Les entreprises doivent non seulement chercher à promouvoir leurs produits individuels, mais aussi harmoniser collectivement leur position avec les autres entreprises afin de promouvoir le marché dans son ensemble et d’en assurer la pérennité. Un défi de taille pour les entreprises concerne le manque de directives ou de clarté sur ce qu’il convient de faire – devraient-elles affecter des ressources à l’éducation des consommateurs ? Travailler à une réglementation favorable ? Établir des normes de marché ? La difficulté est démultipliée quand on envisage quand et comment prendre l’une ou plusieurs de ces mesures, et lorsqu’on tente d’influencer d’autres acteurs possédant des ressources que l’on n’a pas. Telles sont les difficultés qui affectent actuellement le développement de marchés aussi divers que le voyage spatial commercial ou les insectes comestibles (entomophagie).

Le marché des insectes comestibles est loin d’être formé… Nicemyphoto/Shutterstock

Dans le Régime IV, les chances de réussite sont plus grandes en présence d’associations et d’organismes professionnels préexistants, d’entreprises ouvertes à la collaboration, ou lorsque de puissants acteurs aux ressources considérables existent déjà et peuvent assurer le leadership pour développer le marché. Le succès de la formation du marché peut nécessiter une réglementation gouvernementale favorable et bien coordonnée.
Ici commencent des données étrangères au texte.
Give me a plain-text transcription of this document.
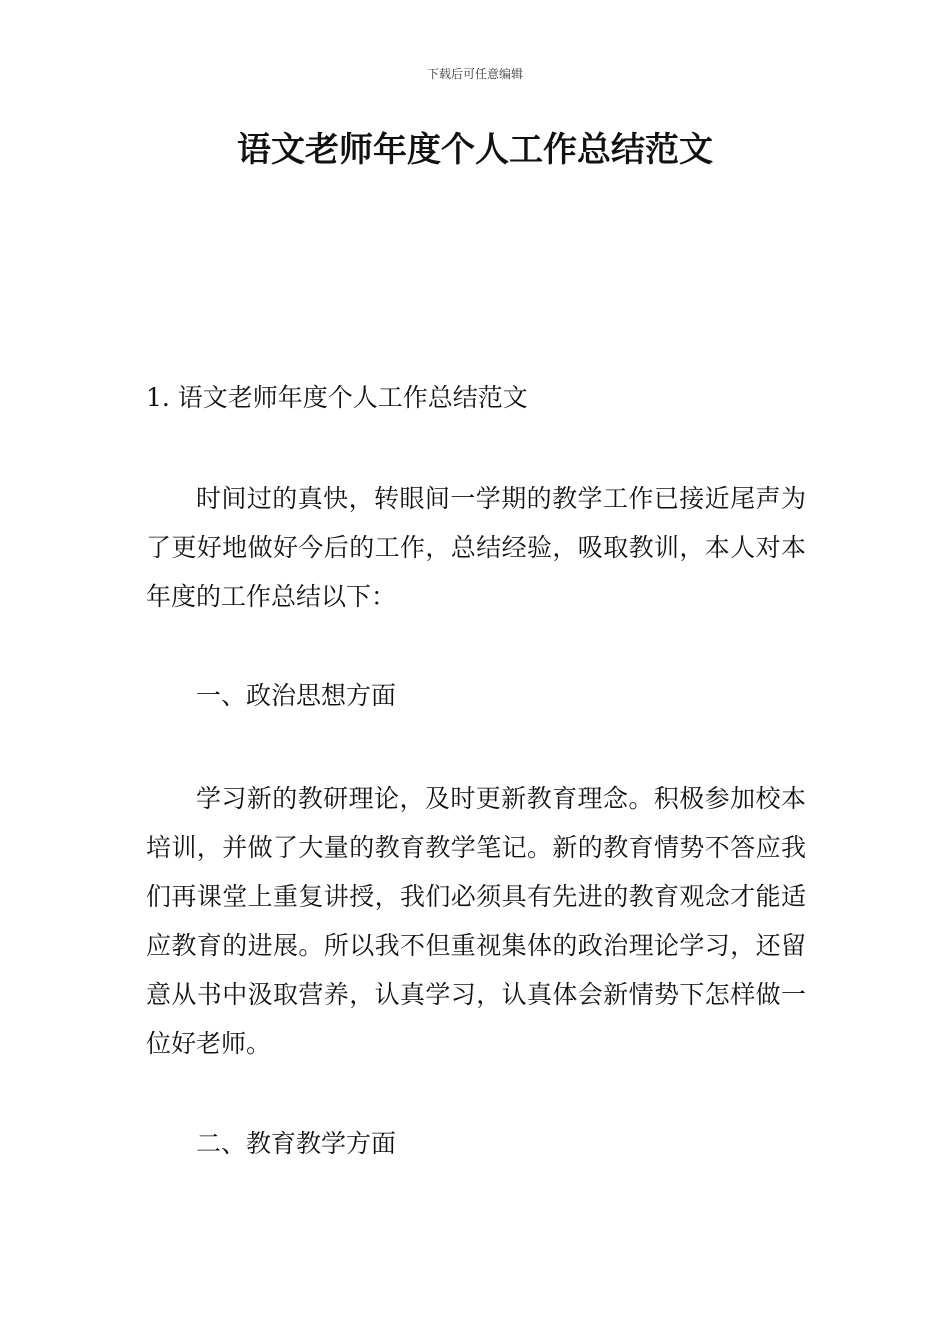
下载后可任意编辑
语文老师年度个人工作总结范文

1. 语文老师年度个人工作总结范文

时间过的真快，转眼间一学期的教学工作已接近尾声为了更好地做好今后的工作，总结经验，吸取教训，本人对本年度的工作总结以下：

一、政治思想方面

学习新的教研理论，及时更新教育理念。积极参加校本培训，并做了大量的教育教学笔记。新的教育情势不答应我们再课堂上重复讲授，我们必须具有先进的教育观念才能适应教育的进展。所以我不但重视集体的政治理论学习，还留意从书中汲取营养，认真学习，认真体会新情势下怎样做一位好老师。

二、教育教学方面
Alors quel avenir pour les véhicules électriques ? La conscience écologique et les pressions environnementales s’intensifient et le soutien local, régional et fédéral en faveur de leur développement s’accentue. Toutefois, la formation du marché reste très incertaine. Pour qu’il prospère, il est nécessaire que les producteurs et les autres acteurs consolident ces opportunités, non seulement en renforçant leur engagement individuel mais aussi en coordonnant leurs efforts.